Je fais mon possible pour ne rien laisser transparaître, même si, je dois l'avouer, il vient de piquer ma curiosité.

Alors dans ce cas, le jeu est lancé, j'ai hâte de découvrir les cartes qu'il a en main.

L'homme masqué semble attendre un signe de ma part pour continuer à parler. Il a conscience que le moindre faux pas serait rédhibitoire et pourrait mettre fin à cette entrevue. Je l'invite d'un signe de tête à continuer.

— Même si vous étiez jeune à cette époque-là, je suppose que vous vous souvenez de l'instabilité générale au moment de la succession de l'empire italien.

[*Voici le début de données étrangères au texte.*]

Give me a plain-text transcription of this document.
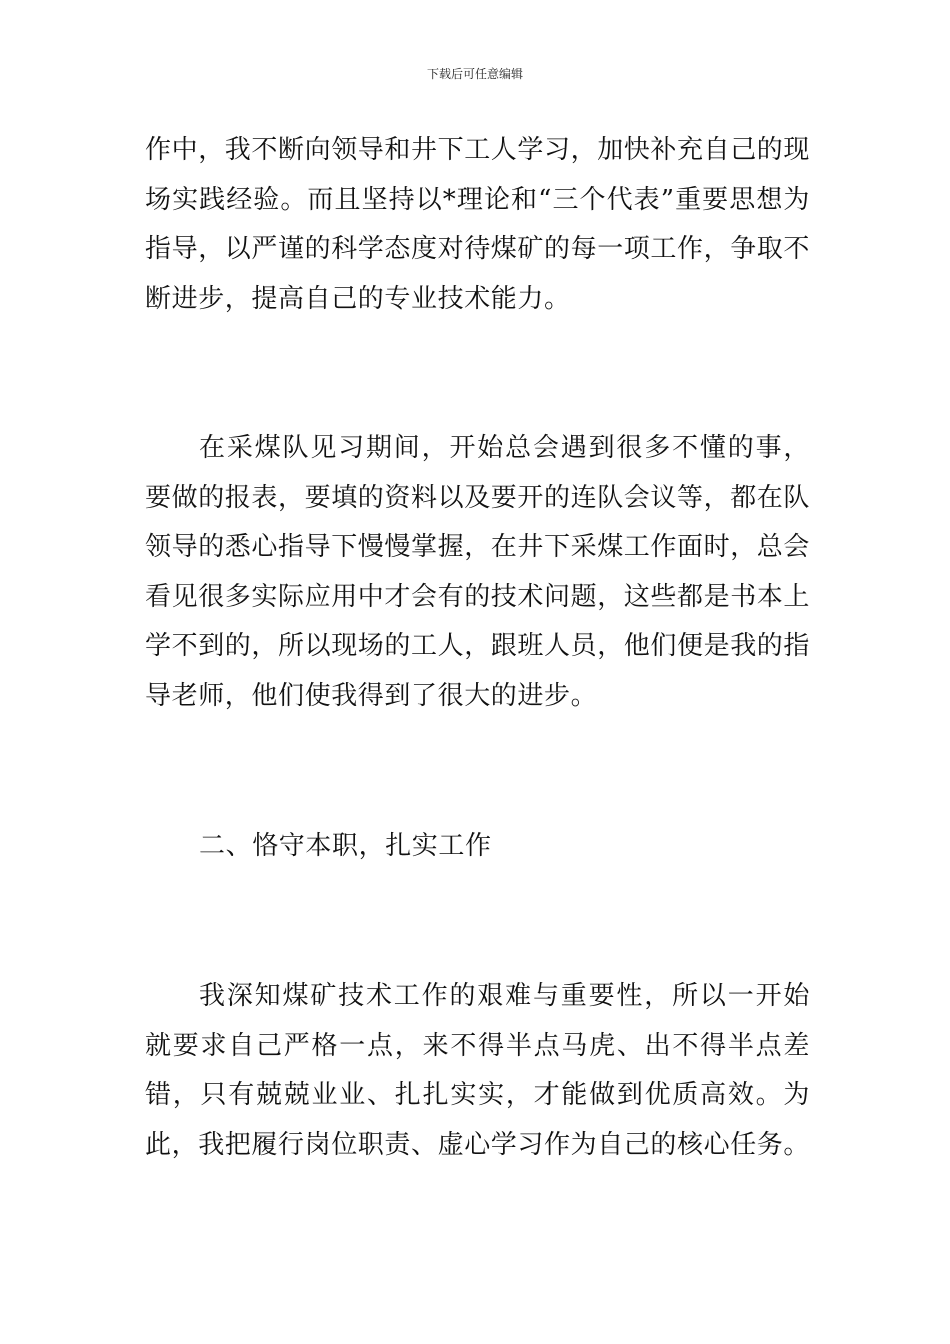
下载后可任意编辑

作中，我不断向领导和井下工人学习，加快补充自己的现场实践经验。而且坚持以*理论和“三个代表”重要思想为指导，以严谨的科学态度对待煤矿的每一项工作，争取不断进步，提高自己的专业技术能力。

在采煤队见习期间，开始总会遇到很多不懂的事，要做的报表，要填的资料以及要开的连队会议等，都在队领导的悉心指导下慢慢掌握，在井下采煤工作面时，总会看见很多实际应用中才会有的技术问题，这些都是书本上学不到的，所以现场的工人，跟班人员，他们便是我的指导老师，他们使我得到了很大的进步。

二、恪守本职，扎实工作

我深知煤矿技术工作的艰难与重要性，所以一开始就要求自己严格一点，来不得半点马虎、出不得半点差错，只有兢兢业业、扎扎实实，才能做到优质高效。为此，我把履行岗位职责、虚心学习作为自己的核心任务。
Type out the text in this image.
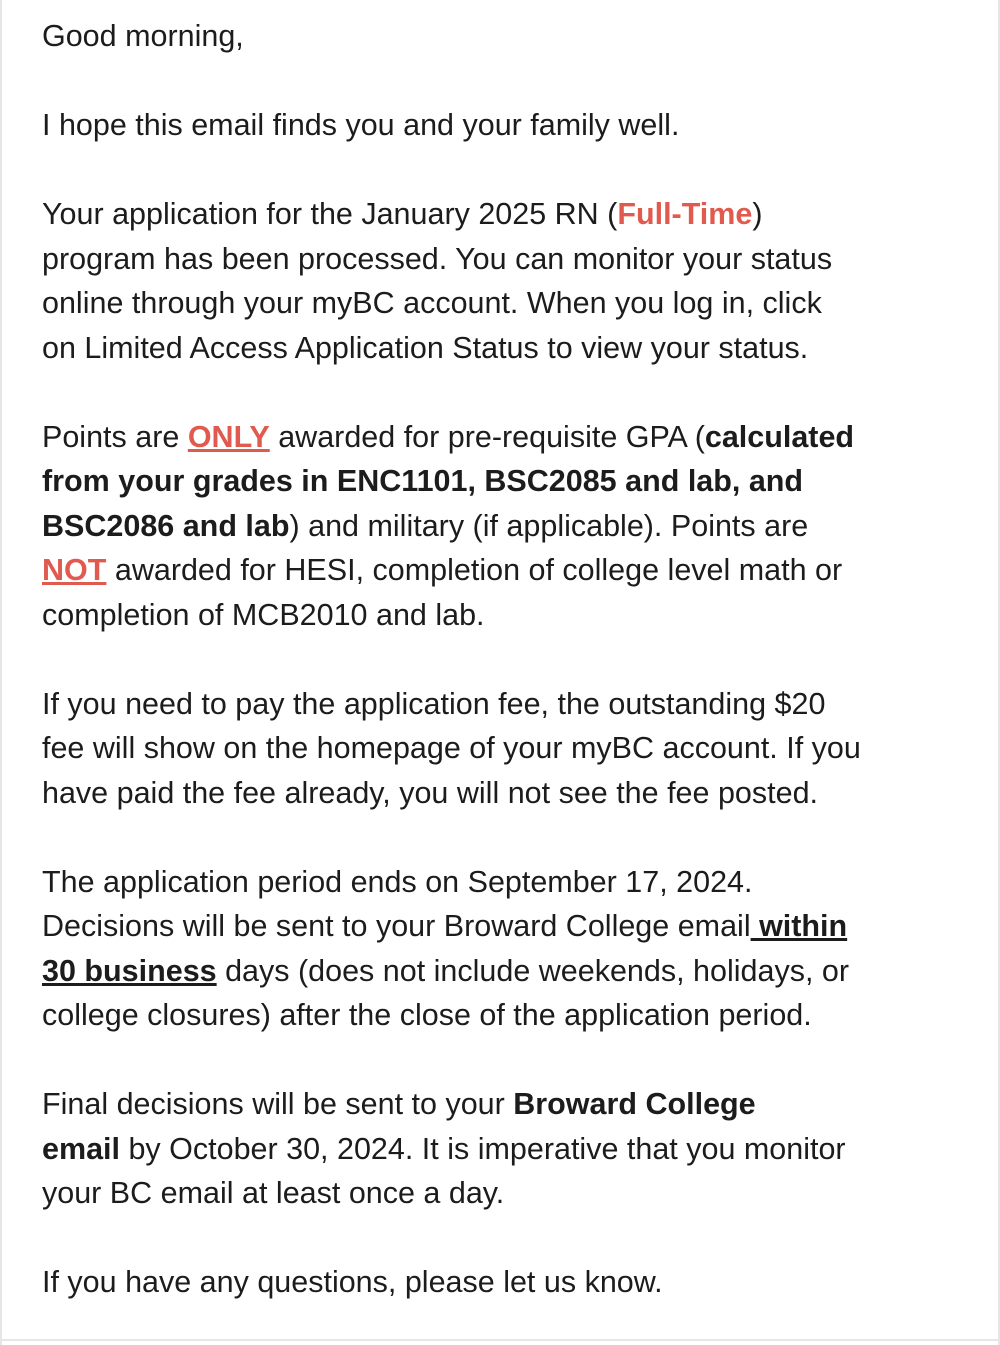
Good morning,

I hope this email finds you and your family well.

Your application for the January 2025 RN (Full-Time)
program has been processed. You can monitor your status
online through your myBC account. When you log in, click
on Limited Access Application Status to view your status.

Points are ONLY awarded for pre-requisite GPA (calculated
from your grades in ENC1101, BSC2085 and lab, and
BSC2086 and lab) and military (if applicable). Points are
NOT awarded for HESI, completion of college level math or
completion of MCB2010 and lab.

If you need to pay the application fee, the outstanding $20
fee will show on the homepage of your myBC account. If you
have paid the fee already, you will not see the fee posted.

The application period ends on September 17, 2024.
Decisions will be sent to your Broward College email within
30 business days (does not include weekends, holidays, or
college closures) after the close of the application period.

Final decisions will be sent to your Broward College
email by October 30, 2024. It is imperative that you monitor
your BC email at least once a day.

If you have any questions, please let us know.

Je hoche simplement la tête.

— L'Imperatore est mort et il a donc fallu que quelqu'un lui succède. Il était resté au pouvoir près d'une trentaine d'années, alors comment faire quand il disparaît ? C'est comme ça qu'ont émergé deux courants de pensée, celui de Marchelli, que vous connaissez, et celui de Zanni, beaucoup plus radical et conservateur. A cette époque, il a été annoncé vainqueur dans les sondages avec une très large majorité.